研究課題/領域番号 |
23650265
|
研究機関 | 香川大学 |
研究代表者 |
鈴木 桂輔 香川大学, 工学部, 准教授 (80373067)
|
研究分担者 |
丸茂 喜高 日本大学, 生産工学部, 講師 (00409088)
|
研究期間 (年度) |
2011-04-28 – 2014-03-31
|
キーワード | 脳機能解析 / 心電のゆらぎ解析 / 温感刺激 / 聴覚刺激 |
研究概要 |
本研究では,脳内の酸素化ヘモグロビン濃度と,心電のゆらぎ分析に基づく自律神経活動の定量値から,癒し感を定量化し,この癒し感を実現するための,嗅覚刺激,温感刺激,聴覚刺激の提示方法を提案し,病院や高齢者の入寮施設などの臨床の現場での,五感の刺激による癒しの体感による,QOLの向上方策について,実験的に分析する. 平成23年度では,まず,脳機能および自律神経活動の観点で,癒し感を定量化する手法を提案し,その精度について分析した.この分析では,酸素化ヘモグロビン濃度の変化量と微分値を二次元の座標系において時系列でプロットした軌跡の重心点からの距離を評価指標として,酸素化ヘモグロビン濃度のゆらぎを定量化し,癒し感や脳機能の賦活の程度を推定する手法を提案した.ついで,温感刺激および,聴覚刺激(音楽療法)の有効性について,被験者10名を対象に,室内実験による基礎的な分析を実施した.この分析では,それぞれの刺激を個別に提示した場合の効果について,上記の酸素化ヘモグロビンのゆらぎを定量的に表現する手法と,心電の間隔(RRI)のゆらぎ量から交感神経と副交感神経の活動レベルを定量化する手法に基づき,癒し感および脳機能の賦活の程度を定量化した. 以上の分析の結果,例えば,聴覚刺激(音楽療法)の場合では,被験者の嗜好(好み)に合った疾走感のある曲を歌唱することより,交感神経を,一度優位にした後に,その曲を聴く状態を設定することにより,副交感神経を優位にする状態を誘導すると,歌唱した後に,レスト(安静状態)を設定する場合と比較して,優位に脳機能が賦活し,同時に癒し感を体感できることを示した.
|
現在までの達成度 (区分) |
現在までの達成度 (区分)
2: おおむね順調に進展している
理由
平成23年度の主な作業課題は、「癒し感」を定量化する手法の手案および,その精度についての検証であった。
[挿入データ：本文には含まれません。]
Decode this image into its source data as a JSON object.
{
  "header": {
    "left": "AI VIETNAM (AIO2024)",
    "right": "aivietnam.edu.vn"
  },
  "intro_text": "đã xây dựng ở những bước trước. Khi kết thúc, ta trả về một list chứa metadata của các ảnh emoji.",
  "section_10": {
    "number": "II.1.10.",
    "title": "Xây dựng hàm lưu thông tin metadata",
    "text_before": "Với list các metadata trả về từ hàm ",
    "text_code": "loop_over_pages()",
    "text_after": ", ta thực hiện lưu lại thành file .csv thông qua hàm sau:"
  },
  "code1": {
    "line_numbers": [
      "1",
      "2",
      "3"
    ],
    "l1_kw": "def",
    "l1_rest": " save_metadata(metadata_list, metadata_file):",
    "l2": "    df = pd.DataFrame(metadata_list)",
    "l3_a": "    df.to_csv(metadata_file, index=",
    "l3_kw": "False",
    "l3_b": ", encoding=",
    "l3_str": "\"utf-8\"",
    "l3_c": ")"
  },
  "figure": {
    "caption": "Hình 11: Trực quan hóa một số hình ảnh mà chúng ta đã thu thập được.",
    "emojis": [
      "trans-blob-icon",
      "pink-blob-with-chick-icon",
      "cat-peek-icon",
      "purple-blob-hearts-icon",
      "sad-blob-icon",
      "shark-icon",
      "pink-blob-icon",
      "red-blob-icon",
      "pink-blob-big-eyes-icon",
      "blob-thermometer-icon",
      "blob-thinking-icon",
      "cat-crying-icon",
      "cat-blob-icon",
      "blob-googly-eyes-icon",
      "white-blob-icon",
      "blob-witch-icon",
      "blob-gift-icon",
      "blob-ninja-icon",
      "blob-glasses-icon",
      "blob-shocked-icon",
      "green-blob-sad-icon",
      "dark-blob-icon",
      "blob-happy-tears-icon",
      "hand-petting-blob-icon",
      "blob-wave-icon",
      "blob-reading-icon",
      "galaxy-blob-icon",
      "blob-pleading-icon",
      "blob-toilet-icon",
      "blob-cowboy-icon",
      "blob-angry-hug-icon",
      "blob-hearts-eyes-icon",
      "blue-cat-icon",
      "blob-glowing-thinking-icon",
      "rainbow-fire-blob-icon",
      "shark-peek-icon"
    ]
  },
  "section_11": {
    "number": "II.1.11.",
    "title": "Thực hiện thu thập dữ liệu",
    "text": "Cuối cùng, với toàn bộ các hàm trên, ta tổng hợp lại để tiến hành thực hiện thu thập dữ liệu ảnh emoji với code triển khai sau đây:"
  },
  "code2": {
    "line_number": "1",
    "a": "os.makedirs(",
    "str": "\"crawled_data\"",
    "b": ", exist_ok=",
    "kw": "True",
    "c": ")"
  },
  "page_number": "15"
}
脳内の酸素化ヘモグロビンの濃度変化と、心電のゆらぎ解析の結果から、先行研究を基に、被験者の心理状態を推定する手法の提案および検証を実施した。当初予定していた実験は、実施できているため、研究はおおむね順調に進展していると判断できる。
|
今後の研究の推進方策 |
平成24年度では、平成23年度に提案および推定精度の検証を実施した、癒し感の評価指標を用いて、聴覚刺激(音楽療法)および嗅覚刺激による、癒し感の創出手法を提案する。ここでは、個人個人の聴覚刺激(音楽療法)や嗅覚刺激(香り)に対する嗜好性やメンタルモデル(ある感覚刺激を受けると,特定の状況を連想する)に適合し,かつ,慣れによる感覚刺激の低減を抑制できる嗅覚や聴覚刺激の手法を提案する。従来、個人個人のメンタルモデルを考慮した、癒し感の創出手法の提案は、その効果を向上させるうえで必要であると報告されていたものの、具体的な実現方法についての報告例が極めて少なく、新たなチャレンジである。
|
次年度の研究費の使用計画 |
海外出張については、以下を予定している。研究成果の海外学会発表として、人間工学会・日韓合同シンポジウム(2012年5月)において発表を行い、情報収集として、この分野の研究に従事する研究者の多い、人間工学会、欧州年次大会(HFES-Europe,Annual Meeting、2012年10月)に参加する。 国内出張については、研究成果の国内学会発表として、人間工学会・中四国支部大会(2012年12月)に参加し、研究打合せとして、高松⇔東京(6人日)、高松⇔名古屋(6人日)を予定している。 謝金謝金については、被験者参加費(延50/人日)および、研究補助学生アルバイト雇用費(1 人×2ヶ月)を予定している。 設備備品の購入については、脳内酸素濃度分析用ソフトウェアの購入を予定している。